リハビリも早ければ早いほどいいと言う事は後から知りました。 僕は翌日からリハビリをして頂いたのでラッキーだったと思います。 リハビリの鬼と言われました。  鳥取には3週間入院していて、東京に戻りました。  たまたまリハビリの担当の女の子が、前に体操教室に行っていた選手で引退後リハビリとして働いていました。  一層懸命やってもらいました。 自分の部屋でも自分でリハビリをやりました。  東京でも3週間入院していましたが、最後の1週間は自分でも立てるようになりました。(歩行器使用)  病棟を歩き回りました。  鳥取の病院にいる時には妻や子供がポジティブな言葉だけ送ってきてくれました。  家族は笑顔で対応してくれてよかったです。 

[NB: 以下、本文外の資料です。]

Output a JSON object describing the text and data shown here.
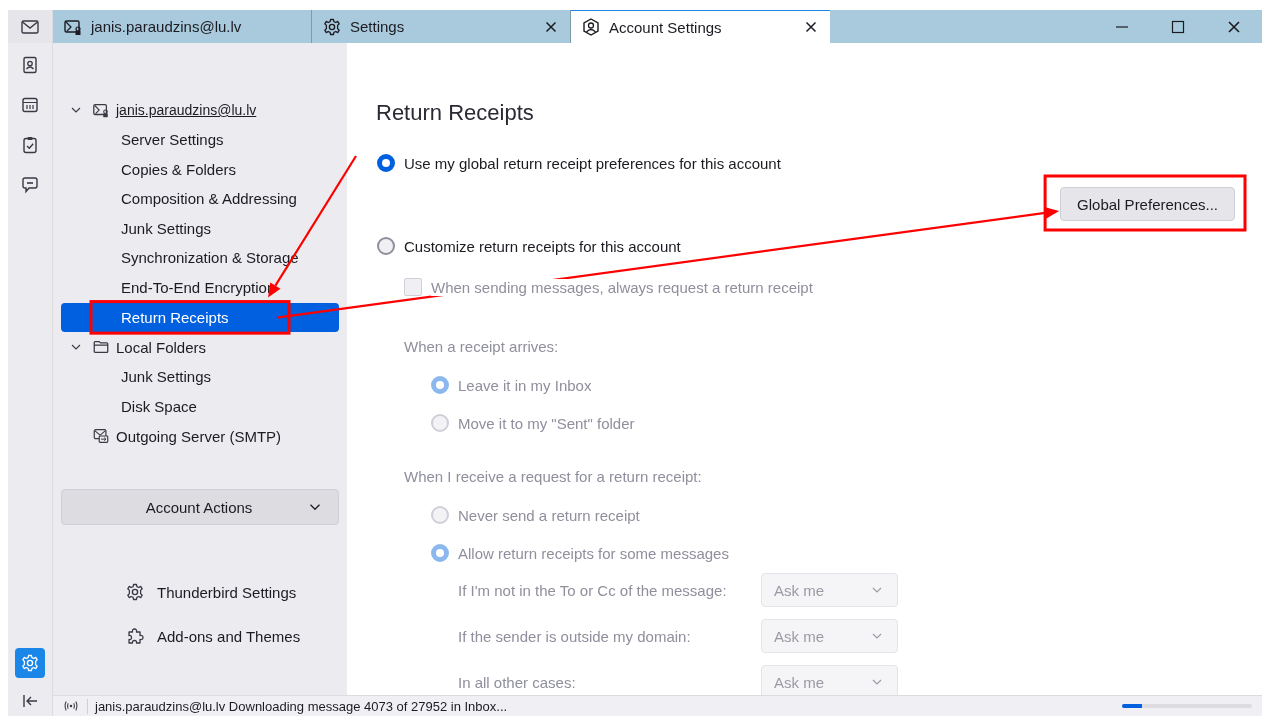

僕は体操の選手かオリンピックの選手になることが夢でした。  柔道は幼稚園のころからやっていました。  小学校2年生の時に開催されたモントリオール五輪で見た日本の男子体操チームの活躍を見て、かっこいいと思って体操の選手になりたいと思いました。 中学時代は進学先に体操部がなかったため、友人に誘われてソフトテニス部に入部し、中野区の大会で団体で優勝しました。 高校は日本体育大学荏原高等学校に進学し、器械体操部に入部。  高校生では危険な技を練習して、失敗して頭から落ちて、頸椎亜脱臼、首の骨がずれてしまいました。(手術をしてワイヤーで固定。) オリンピックの選手の夢は潰えました。体育の先生を目指すことにしました。 日体大に入って体力測定は全体で2位でした。  

父が倒れてしまって、インストラクターを辞めて、父のやっていた焼鳥屋の店を継ぐことにしました。  彼女がNHKのラジオ体操のお姉さんをやっていて、履歴書を出すことになりました。  オーディションを受けて、今度は二次オーディションを受けたら佐藤さんに決まりましたと言う連絡がりました。  母からの後押しがありやることに決めました。 研修後、3月14日に初収録で、前日から病院にいました。 具合が悪かった父が朝死んでしまいました。 その日が初収録となってしまいました。  こういう業界の仕事は親が死んでも行かなければいけないという厳しさを、うちの父親が教えてくれたんだと思います。 

脊髄梗塞は生命保険の対象外、僕の場合は杖が無くて2km以上歩けるので障害者手帳ももらえません。  5項目の指定をクリアしているのに、国から難病の指定を貰っていない。   発症数の少ない病気という事です。  指定難病になるように活動を進めています。 「ヘルプマーク」が意外と知られていないので、「ヘルプマーク」の啓蒙活動もして行きたいと思ています。  「出来ないことを求めてもしょうがない、出来ることを一生懸命やりなさい。」と療養師?さんに言われました。  けがや病気で頑張っている人の励みになるようなことが出来ればいいなあと思います。